The president is back in Washington, where in about an hour he will be meeting at the White House with the leaders of both houses of Congress in a last-ditch and likely futile to avert the fiscal cliff.
“What appears more likely,” writes Politico’s Manu Raju, “is either a bipartisan recognition that a deal is out of reach, or, at best, lawmakers would agree to continue talking before the New Year’s Day deadline.”
At the meeting, Obama is expected to make what the White House considers a scaled-back offer — one to raise taxes on income over $250,000, extend jobless benefits, delay defense and domestic cuts and patch the Alternative Minimum Tax, sources say. Raising taxes at that level is a non-starter for Republicans, who want far more in spending cuts.
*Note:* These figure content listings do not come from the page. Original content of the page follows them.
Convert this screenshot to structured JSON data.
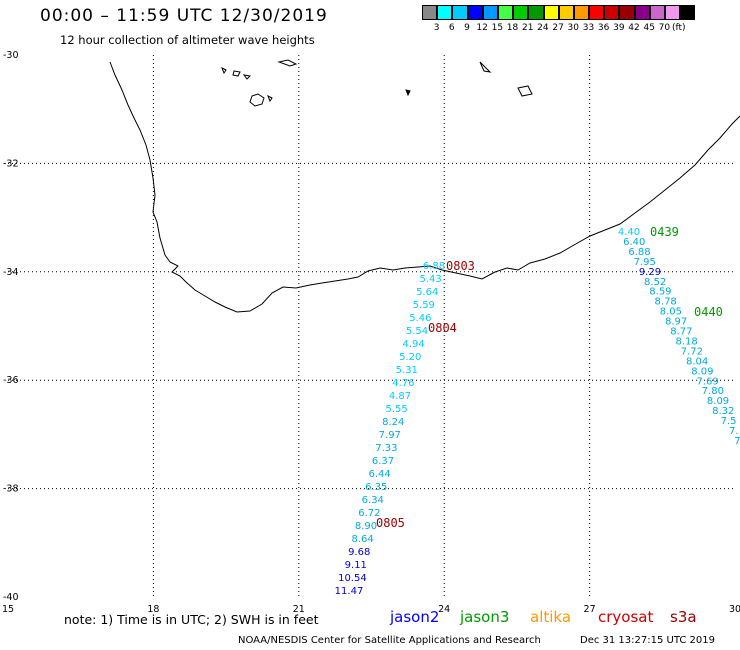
{
  "title": "00:00 – 11:59 UTC 12/30/2019",
  "subtitle": "12 hour collection of altimeter wave heights",
  "colorbar": {
    "colors": [
      "#888888",
      "#00ffff",
      "#00ccff",
      "#0000ff",
      "#0099ff",
      "#44ff44",
      "#00cc00",
      "#009900",
      "#ffff00",
      "#ffcc00",
      "#ff9900",
      "#ff0000",
      "#cc0000",
      "#990000",
      "#880088",
      "#cc66cc",
      "#ee99ee",
      "#000000"
    ],
    "labels": [
      "3",
      "6",
      "9",
      "12",
      "15",
      "18",
      "21",
      "24",
      "27",
      "30",
      "33",
      "36",
      "39",
      "42",
      "45",
      "70"
    ],
    "unit": "(ft)"
  },
  "map": {
    "lat_ticks": [
      "-30",
      "-32",
      "-34",
      "-36",
      "-38",
      "-40"
    ],
    "lon_ticks": [
      "15",
      "18",
      "21",
      "24",
      "27",
      "30"
    ],
    "lon_range": [
      15,
      30
    ],
    "lat_range": [
      -40,
      -30
    ]
  },
  "passes": [
    {
      "label": "0803",
      "color": "#990000"
    },
    {
      "label": "0804",
      "color": "#990000"
    },
    {
      "label": "0805",
      "color": "#990000"
    },
    {
      "label": "0439",
      "color": "#009900"
    },
    {
      "label": "0440",
      "color": "#009900"
    }
  ],
  "track_west": [
    {
      "v": "6.88",
      "c": "#00ccff"
    },
    {
      "v": "5.43",
      "c": "#00ccff"
    },
    {
      "v": "5.64",
      "c": "#00ccff"
    },
    {
      "v": "5.59",
      "c": "#00ccff"
    },
    {
      "v": "5.46",
      "c": "#00ccff"
    },
    {
      "v": "5.54",
      "c": "#00ccff"
    },
    {
      "v": "4.94",
      "c": "#00ccff"
    },
    {
      "v": "5.20",
      "c": "#00ccff"
    },
    {
      "v": "5.31",
      "c": "#00ccff"
    },
    {
      "v": "4.76",
      "c": "#00ccff"
    },
    {
      "v": "4.87",
      "c": "#00ccff"
    },
    {
      "v": "5.55",
      "c": "#00ccff"
    },
    {
      "v": "8.24",
      "c": "#00aadd"
    },
    {
      "v": "7.97",
      "c": "#00aadd"
    },
    {
      "v": "7.33",
      "c": "#00aadd"
    },
    {
      "v": "6.37",
      "c": "#00aadd"
    },
    {
      "v": "6.44",
      "c": "#00aadd"
    },
    {
      "v": "6.35",
      "c": "#00aadd"
    },
    {
      "v": "6.34",
      "c": "#00aadd"
    },
    {
      "v": "6.72",
      "c": "#00aadd"
    },
    {
      "v": "8.90",
      "c": "#00aadd"
    },
    {
      "v": "8.64",
      "c": "#00aadd"
    },
    {
      "v": "9.68",
      "c": "#0000cc"
    },
    {
      "v": "9.11",
      "c": "#0000cc"
    },
    {
      "v": "10.54",
      "c": "#0000cc"
    },
    {
      "v": "11.47",
      "c": "#0000cc"
    }
  ],
  "track_east": [
    {
      "v": "4.40",
      "c": "#00ccff"
    },
    {
      "v": "6.40",
      "c": "#00aadd"
    },
    {
      "v": "6.88",
      "c": "#00aadd"
    },
    {
      "v": "7.95",
      "c": "#00aadd"
    },
    {
      "v": "9.29",
      "c": "#0000cc"
    },
    {
      "v": "8.52",
      "c": "#00aadd"
    },
    {
      "v": "8.59",
      "c": "#00aadd"
    },
    {
      "v": "8.78",
      "c": "#00aadd"
    },
    {
      "v": "8.05",
      "c": "#00aadd"
    },
    {
      "v": "8.97",
      "c": "#00aadd"
    },
    {
      "v": "8.77",
      "c": "#00aadd"
    },
    {
      "v": "8.18",
      "c": "#00aadd"
    },
    {
      "v": "7.72",
      "c": "#00aadd"
    },
    {
      "v": "8.04",
      "c": "#00aadd"
    },
    {
      "v": "8.09",
      "c": "#00aadd"
    },
    {
      "v": "7.69",
      "c": "#00aadd"
    },
    {
      "v": "7.80",
      "c": "#00aadd"
    },
    {
      "v": "8.09",
      "c": "#00aadd"
    },
    {
      "v": "8.32",
      "c": "#00aadd"
    },
    {
      "v": "7.5",
      "c": "#00aadd"
    },
    {
      "v": "7.",
      "c": "#00aadd"
    },
    {
      "v": "7.",
      "c": "#00aadd"
    }
  ],
  "note": "note:  1) Time is in UTC;  2) SWH is in feet",
  "legend": [
    {
      "name": "jason2",
      "color": "#0000ff"
    },
    {
      "name": "jason3",
      "color": "#009900"
    },
    {
      "name": "altika",
      "color": "#ff9900"
    },
    {
      "name": "cryosat",
      "color": "#cc0000"
    },
    {
      "name": "s3a",
      "color": "#990000"
    }
  ],
  "footer_left": "NOAA/NESDIS Center for Satellite Applications and Research",
  "footer_right": "Dec 31 13:27:15 UTC 2019"
}
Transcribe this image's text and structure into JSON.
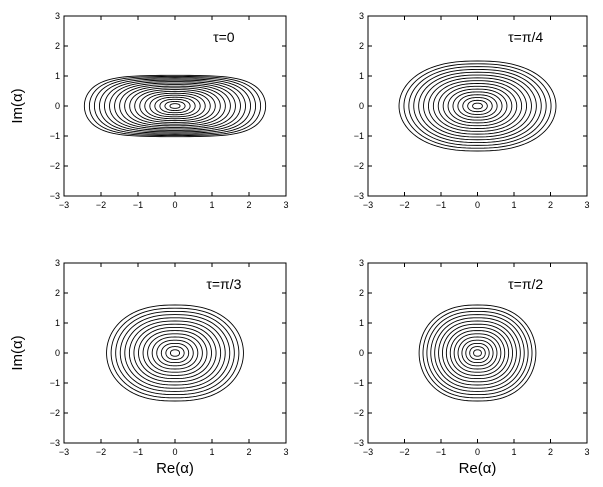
{
  "chart_data": [
    {
      "type": "contour",
      "panel": "top-left",
      "label": "τ=0",
      "xlabel": "",
      "ylabel": "Im(α)",
      "xlim": [
        -3,
        3
      ],
      "ylim": [
        -3,
        3
      ],
      "xticks": [
        "−3",
        "−2",
        "−1",
        "0",
        "1",
        "2",
        "3"
      ],
      "yticks": [
        "3",
        "2",
        "1",
        "0",
        "−1",
        "−2",
        "−3"
      ],
      "center": [
        0,
        0
      ],
      "outer_half_width_re": 2.45,
      "outer_half_height_im": 1.4,
      "waist": 0.3,
      "levels": 18
    },
    {
      "type": "contour",
      "panel": "top-right",
      "label": "τ=π/4",
      "xlabel": "",
      "ylabel": "",
      "xlim": [
        -3,
        3
      ],
      "ylim": [
        -3,
        3
      ],
      "xticks": [
        "−3",
        "−2",
        "−1",
        "0",
        "1",
        "2",
        "3"
      ],
      "yticks": [
        "3",
        "2",
        "1",
        "0",
        "−1",
        "−2",
        "−3"
      ],
      "center": [
        0,
        0
      ],
      "outer_half_width_re": 2.15,
      "outer_half_height_im": 1.5,
      "waist": 0,
      "levels": 16
    },
    {
      "type": "contour",
      "panel": "bottom-left",
      "label": "τ=π/3",
      "xlabel": "Re(α)",
      "ylabel": "Im(α)",
      "xlim": [
        -3,
        3
      ],
      "ylim": [
        -3,
        3
      ],
      "xticks": [
        "−3",
        "−2",
        "−1",
        "0",
        "1",
        "2",
        "3"
      ],
      "yticks": [
        "3",
        "2",
        "1",
        "0",
        "−1",
        "−2",
        "−3"
      ],
      "center": [
        0,
        0
      ],
      "outer_half_width_re": 1.85,
      "outer_half_height_im": 1.6,
      "waist": 0,
      "levels": 15
    },
    {
      "type": "contour",
      "panel": "bottom-right",
      "label": "τ=π/2",
      "xlabel": "Re(α)",
      "ylabel": "",
      "xlim": [
        -3,
        3
      ],
      "ylim": [
        -3,
        3
      ],
      "xticks": [
        "−3",
        "−2",
        "−1",
        "0",
        "1",
        "2",
        "3"
      ],
      "yticks": [
        "3",
        "2",
        "1",
        "0",
        "−1",
        "−2",
        "−3"
      ],
      "center": [
        0,
        0
      ],
      "outer_half_width_re": 1.6,
      "outer_half_height_im": 1.6,
      "waist": 0,
      "levels": 15
    }
  ]
}
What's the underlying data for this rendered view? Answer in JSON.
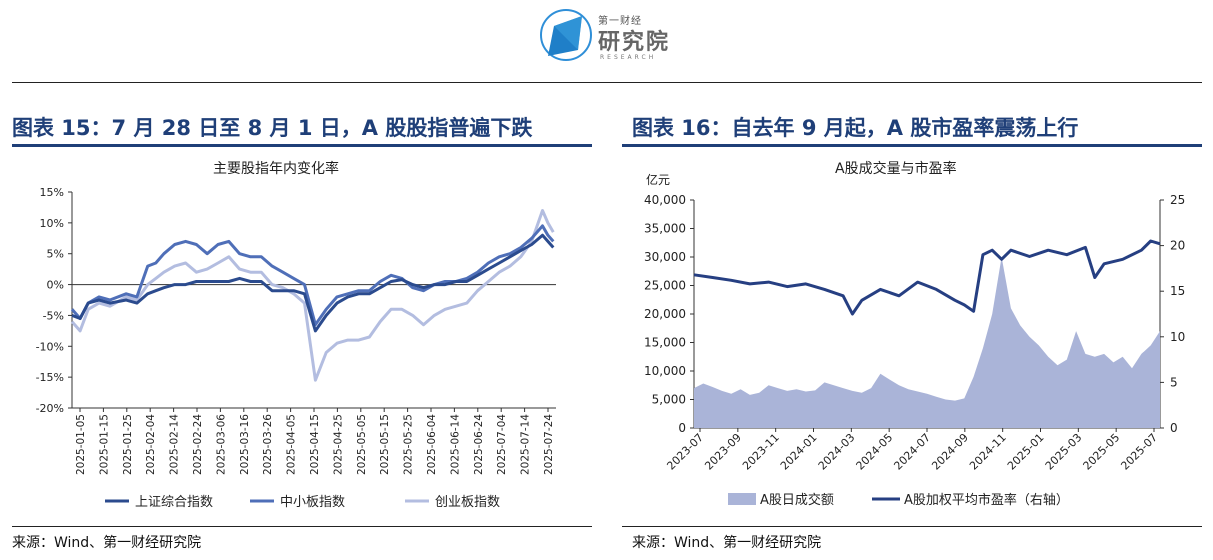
{
  "header": {
    "logo_small": "第一财经",
    "logo_big": "研究院",
    "logo_en": "RESEARCH"
  },
  "left_panel": {
    "figure_title": "图表 15：7 月 28 日至 8 月 1 日，A 股股指普遍下跌",
    "source": "来源：Wind、第一财经研究院"
  },
  "right_panel": {
    "figure_title": "图表 16：自去年 9 月起，A 股市盈率震荡上行",
    "source": "来源：Wind、第一财经研究院"
  },
  "chart_data": [
    {
      "type": "line",
      "title": "主要股指年内变化率",
      "x_ticks": [
        "2025-01-05",
        "2025-01-15",
        "2025-01-25",
        "2025-02-04",
        "2025-02-14",
        "2025-02-24",
        "2025-03-06",
        "2025-03-16",
        "2025-03-26",
        "2025-04-05",
        "2025-04-15",
        "2025-04-25",
        "2025-05-05",
        "2025-05-15",
        "2025-05-25",
        "2025-06-04",
        "2025-06-14",
        "2025-06-24",
        "2025-07-04",
        "2025-07-14",
        "2025-07-24"
      ],
      "y_ticks": [
        "15%",
        "10%",
        "5%",
        "0%",
        "-5%",
        "-10%",
        "-15%",
        "-20%"
      ],
      "ylim": [
        -20,
        15
      ],
      "y_unit": "%",
      "legend_position": "bottom",
      "series": [
        {
          "name": "上证综合指数",
          "color": "#2b4b8e",
          "points": [
            [
              0,
              -5
            ],
            [
              3,
              -5.5
            ],
            [
              6,
              -3
            ],
            [
              10,
              -2.5
            ],
            [
              14,
              -3
            ],
            [
              20,
              -2.5
            ],
            [
              24,
              -3
            ],
            [
              28,
              -1.5
            ],
            [
              31,
              -1
            ],
            [
              34,
              -0.5
            ],
            [
              38,
              0
            ],
            [
              42,
              0
            ],
            [
              46,
              0.5
            ],
            [
              50,
              0.5
            ],
            [
              54,
              0.5
            ],
            [
              58,
              0.5
            ],
            [
              62,
              1
            ],
            [
              66,
              0.5
            ],
            [
              70,
              0.5
            ],
            [
              74,
              -1
            ],
            [
              78,
              -1
            ],
            [
              82,
              -1
            ],
            [
              86,
              -1.5
            ],
            [
              90,
              -7.5
            ],
            [
              94,
              -5
            ],
            [
              98,
              -3
            ],
            [
              102,
              -2
            ],
            [
              106,
              -1.5
            ],
            [
              110,
              -1.5
            ],
            [
              114,
              -0.5
            ],
            [
              118,
              0.5
            ],
            [
              122,
              0.8
            ],
            [
              126,
              0
            ],
            [
              130,
              -0.5
            ],
            [
              134,
              0
            ],
            [
              138,
              0
            ],
            [
              142,
              0.5
            ],
            [
              146,
              0.5
            ],
            [
              150,
              1.5
            ],
            [
              154,
              2.5
            ],
            [
              158,
              3.5
            ],
            [
              162,
              4.5
            ],
            [
              166,
              5.5
            ],
            [
              170,
              6.5
            ],
            [
              174,
              8
            ],
            [
              176,
              7
            ],
            [
              178,
              6
            ]
          ]
        },
        {
          "name": "中小板指数",
          "color": "#4f6fb8",
          "points": [
            [
              0,
              -4
            ],
            [
              3,
              -5.5
            ],
            [
              6,
              -3
            ],
            [
              10,
              -2
            ],
            [
              14,
              -2.5
            ],
            [
              20,
              -1.5
            ],
            [
              24,
              -2
            ],
            [
              28,
              3
            ],
            [
              31,
              3.5
            ],
            [
              34,
              5
            ],
            [
              38,
              6.5
            ],
            [
              42,
              7
            ],
            [
              46,
              6.5
            ],
            [
              50,
              5
            ],
            [
              54,
              6.5
            ],
            [
              58,
              7
            ],
            [
              62,
              5
            ],
            [
              66,
              4.5
            ],
            [
              70,
              4.5
            ],
            [
              74,
              3
            ],
            [
              78,
              2
            ],
            [
              82,
              1
            ],
            [
              86,
              0
            ],
            [
              90,
              -6.5
            ],
            [
              94,
              -4
            ],
            [
              98,
              -2
            ],
            [
              102,
              -1.5
            ],
            [
              106,
              -1
            ],
            [
              110,
              -1
            ],
            [
              114,
              0.5
            ],
            [
              118,
              1.5
            ],
            [
              122,
              1
            ],
            [
              126,
              -0.5
            ],
            [
              130,
              -1
            ],
            [
              134,
              0
            ],
            [
              138,
              0.5
            ],
            [
              142,
              0.5
            ],
            [
              146,
              1
            ],
            [
              150,
              2
            ],
            [
              154,
              3.5
            ],
            [
              158,
              4.5
            ],
            [
              162,
              5
            ],
            [
              166,
              6
            ],
            [
              170,
              7.5
            ],
            [
              174,
              9.5
            ],
            [
              176,
              8
            ],
            [
              178,
              7
            ]
          ]
        },
        {
          "name": "创业板指数",
          "color": "#b3bde0",
          "points": [
            [
              0,
              -6
            ],
            [
              3,
              -7.5
            ],
            [
              6,
              -4
            ],
            [
              10,
              -3
            ],
            [
              14,
              -3.5
            ],
            [
              20,
              -2
            ],
            [
              24,
              -2.5
            ],
            [
              28,
              0
            ],
            [
              31,
              1
            ],
            [
              34,
              2
            ],
            [
              38,
              3
            ],
            [
              42,
              3.5
            ],
            [
              46,
              2
            ],
            [
              50,
              2.5
            ],
            [
              54,
              3.5
            ],
            [
              58,
              4.5
            ],
            [
              62,
              2.5
            ],
            [
              66,
              2
            ],
            [
              70,
              2
            ],
            [
              74,
              0
            ],
            [
              78,
              -0.5
            ],
            [
              82,
              -1.5
            ],
            [
              86,
              -3
            ],
            [
              90,
              -15.5
            ],
            [
              94,
              -11
            ],
            [
              98,
              -9.5
            ],
            [
              102,
              -9
            ],
            [
              106,
              -9
            ],
            [
              110,
              -8.5
            ],
            [
              114,
              -6
            ],
            [
              118,
              -4
            ],
            [
              122,
              -4
            ],
            [
              126,
              -5
            ],
            [
              130,
              -6.5
            ],
            [
              134,
              -5
            ],
            [
              138,
              -4
            ],
            [
              142,
              -3.5
            ],
            [
              146,
              -3
            ],
            [
              150,
              -1
            ],
            [
              154,
              0.5
            ],
            [
              158,
              2
            ],
            [
              162,
              3
            ],
            [
              166,
              4.5
            ],
            [
              170,
              7
            ],
            [
              174,
              12
            ],
            [
              176,
              10
            ],
            [
              178,
              8.5
            ]
          ]
        }
      ]
    },
    {
      "type": "area+line",
      "title": "A股成交量与市盈率",
      "y_left_label": "亿元",
      "x_ticks": [
        "2023-07",
        "2023-09",
        "2023-11",
        "2024-01",
        "2024-03",
        "2024-05",
        "2024-07",
        "2024-09",
        "2024-11",
        "2025-01",
        "2025-03",
        "2025-05",
        "2025-07"
      ],
      "y_left_ticks": [
        "40,000",
        "35,000",
        "30,000",
        "25,000",
        "20,000",
        "15,000",
        "10,000",
        "5,000",
        "0"
      ],
      "y_right_ticks": [
        "25",
        "20",
        "15",
        "10",
        "5",
        "0"
      ],
      "ylim_left": [
        0,
        40000
      ],
      "ylim_right": [
        0,
        25
      ],
      "legend_position": "bottom",
      "series": [
        {
          "name": "A股日成交额",
          "axis": "left",
          "color": "#aab4d8",
          "points": [
            [
              0,
              7000
            ],
            [
              1,
              7800
            ],
            [
              2,
              7200
            ],
            [
              3,
              6500
            ],
            [
              4,
              6000
            ],
            [
              5,
              6800
            ],
            [
              6,
              5800
            ],
            [
              7,
              6200
            ],
            [
              8,
              7500
            ],
            [
              9,
              7000
            ],
            [
              10,
              6500
            ],
            [
              11,
              6800
            ],
            [
              12,
              6400
            ],
            [
              13,
              6600
            ],
            [
              14,
              8000
            ],
            [
              15,
              7500
            ],
            [
              16,
              7000
            ],
            [
              17,
              6500
            ],
            [
              18,
              6200
            ],
            [
              19,
              7000
            ],
            [
              20,
              9500
            ],
            [
              21,
              8500
            ],
            [
              22,
              7500
            ],
            [
              23,
              6800
            ],
            [
              24,
              6400
            ],
            [
              25,
              6000
            ],
            [
              26,
              5500
            ],
            [
              27,
              5000
            ],
            [
              28,
              4800
            ],
            [
              29,
              5200
            ],
            [
              30,
              9000
            ],
            [
              31,
              14000
            ],
            [
              32,
              20000
            ],
            [
              33,
              30000
            ],
            [
              34,
              21000
            ],
            [
              35,
              18000
            ],
            [
              36,
              16000
            ],
            [
              37,
              14500
            ],
            [
              38,
              12500
            ],
            [
              39,
              11000
            ],
            [
              40,
              12000
            ],
            [
              41,
              17000
            ],
            [
              42,
              13000
            ],
            [
              43,
              12500
            ],
            [
              44,
              13000
            ],
            [
              45,
              11500
            ],
            [
              46,
              12500
            ],
            [
              47,
              10500
            ],
            [
              48,
              13000
            ],
            [
              49,
              14500
            ],
            [
              50,
              17000
            ]
          ]
        },
        {
          "name": "A股加权平均市盈率（右轴）",
          "axis": "right",
          "color": "#263f82",
          "points": [
            [
              0,
              16.8
            ],
            [
              2,
              16.5
            ],
            [
              4,
              16.2
            ],
            [
              6,
              15.8
            ],
            [
              8,
              16
            ],
            [
              10,
              15.5
            ],
            [
              12,
              15.8
            ],
            [
              14,
              15.2
            ],
            [
              16,
              14.5
            ],
            [
              17,
              12.5
            ],
            [
              18,
              14
            ],
            [
              20,
              15.2
            ],
            [
              22,
              14.5
            ],
            [
              24,
              16
            ],
            [
              26,
              15.2
            ],
            [
              28,
              14
            ],
            [
              29,
              13.5
            ],
            [
              30,
              12.8
            ],
            [
              31,
              19
            ],
            [
              32,
              19.5
            ],
            [
              33,
              18.5
            ],
            [
              34,
              19.5
            ],
            [
              36,
              18.8
            ],
            [
              38,
              19.5
            ],
            [
              40,
              19
            ],
            [
              42,
              19.8
            ],
            [
              43,
              16.5
            ],
            [
              44,
              18
            ],
            [
              46,
              18.5
            ],
            [
              48,
              19.5
            ],
            [
              49,
              20.5
            ],
            [
              50,
              20.2
            ]
          ]
        }
      ]
    }
  ]
}
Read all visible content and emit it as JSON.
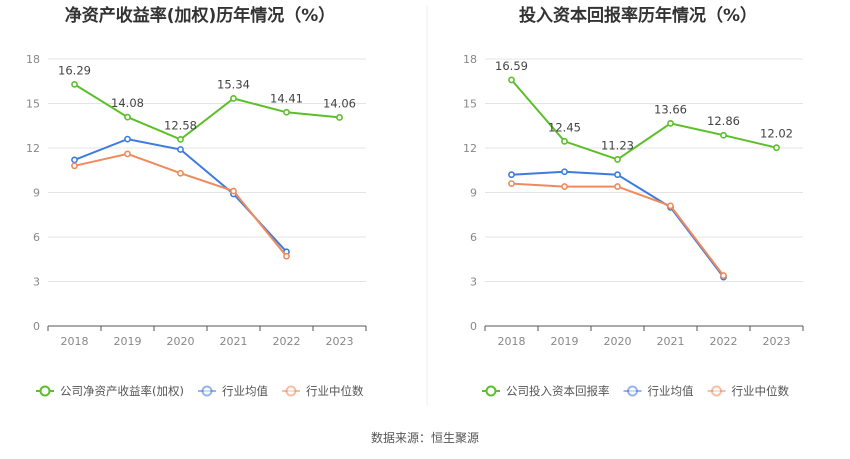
{
  "chart_data": [
    {
      "type": "line",
      "title": "净资产收益率(加权)历年情况（%）",
      "categories": [
        "2018",
        "2019",
        "2020",
        "2021",
        "2022",
        "2023"
      ],
      "ylim": [
        0,
        18
      ],
      "yticks": [
        0,
        3,
        6,
        9,
        12,
        15,
        18
      ],
      "grid": true,
      "legend_position": "bottom",
      "series": [
        {
          "name": "公司净资产收益率(加权)",
          "color": "#5cbf2a",
          "values": [
            16.29,
            14.08,
            12.58,
            15.34,
            14.41,
            14.06
          ],
          "labels": [
            "16.29",
            "14.08",
            "12.58",
            "15.34",
            "14.41",
            "14.06"
          ]
        },
        {
          "name": "行业均值",
          "color": "#3d7be0",
          "values": [
            11.2,
            12.6,
            11.9,
            8.9,
            5.0,
            null
          ]
        },
        {
          "name": "行业中位数",
          "color": "#f08a5d",
          "values": [
            10.8,
            11.6,
            10.3,
            9.1,
            4.7,
            null
          ]
        }
      ]
    },
    {
      "type": "line",
      "title": "投入资本回报率历年情况（%）",
      "categories": [
        "2018",
        "2019",
        "2020",
        "2021",
        "2022",
        "2023"
      ],
      "ylim": [
        0,
        18
      ],
      "yticks": [
        0,
        3,
        6,
        9,
        12,
        15,
        18
      ],
      "grid": true,
      "legend_position": "bottom",
      "series": [
        {
          "name": "公司投入资本回报率",
          "color": "#5cbf2a",
          "values": [
            16.59,
            12.45,
            11.23,
            13.66,
            12.86,
            12.02
          ],
          "labels": [
            "16.59",
            "12.45",
            "11.23",
            "13.66",
            "12.86",
            "12.02"
          ]
        },
        {
          "name": "行业均值",
          "color": "#3d7be0",
          "values": [
            10.2,
            10.4,
            10.2,
            8.0,
            3.3,
            null
          ]
        },
        {
          "name": "行业中位数",
          "color": "#f08a5d",
          "values": [
            9.6,
            9.4,
            9.4,
            8.1,
            3.4,
            null
          ]
        }
      ]
    }
  ],
  "source": "数据来源：恒生聚源"
}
But if offered, such a deal is almost certainly dead in the water. Raju quotes North Carolina Sen. Richard Burr, the chief GOP deputy whip, as saying it would “take a monumental move” for a deal to be reached, adding that if Obama pitches a plan to set the tax threshold at $250,000, “I think we can just sort of laugh at it.”
That quarter-million-dollar figure is the flashpoint. House Speaker John Boehner cannot sell that tax increase to his base, at this juncture probably even if the president is willing to sweeten the pot by agreeing to serious entitlement cuts and reform.
And Obama can’t back down from that threshold. It’s not so much a matter that he won’t as it is that he can’t. What hangs in the balance is the yawning chasm that separates Obama the man from Obama the fictional warrior. Since his inauguration in 2008, he has effected a bellicose persona. It’s not a flattering trait, but it’s who Barack Obama, the community organizer, thinks he should project as president. Those who elected him dutifully waited for him to emerge as the tough, angry hombre they knew lurked somewhere inside his lanky frame.
And they waited … and waited. More than once he has been accused of caving to GOP demands, and each time he has been excoriated by his most ardent admirers in the media. In 2010, Katrina vanden Heuvel asked rhetorically in a Washington Post headline whether Obama was on his way to a failed presidency. Each time he whiffed — on this occasion he acknowledged in a White House address that “the American people didn’t send us here to wage symbolic battles or win symbolic victories” — he would come back more firmly resolved to stick it to the opposition.
Why this was ever viewed as a positive is hard to see, but each time someone in his camp would emerge and state publicly that finally here is the Obama we voted for. And that is why, lousy reason though it is, he can’t back down on the amount of flesh he pledged to wring out of the wealthiest Americans. The country will suffer mightily, and so probably will he.
But he will at least be able to look in the mirror and say, “I’ve arrived.” Depending on how convincingly he says it, he may even believe it himself.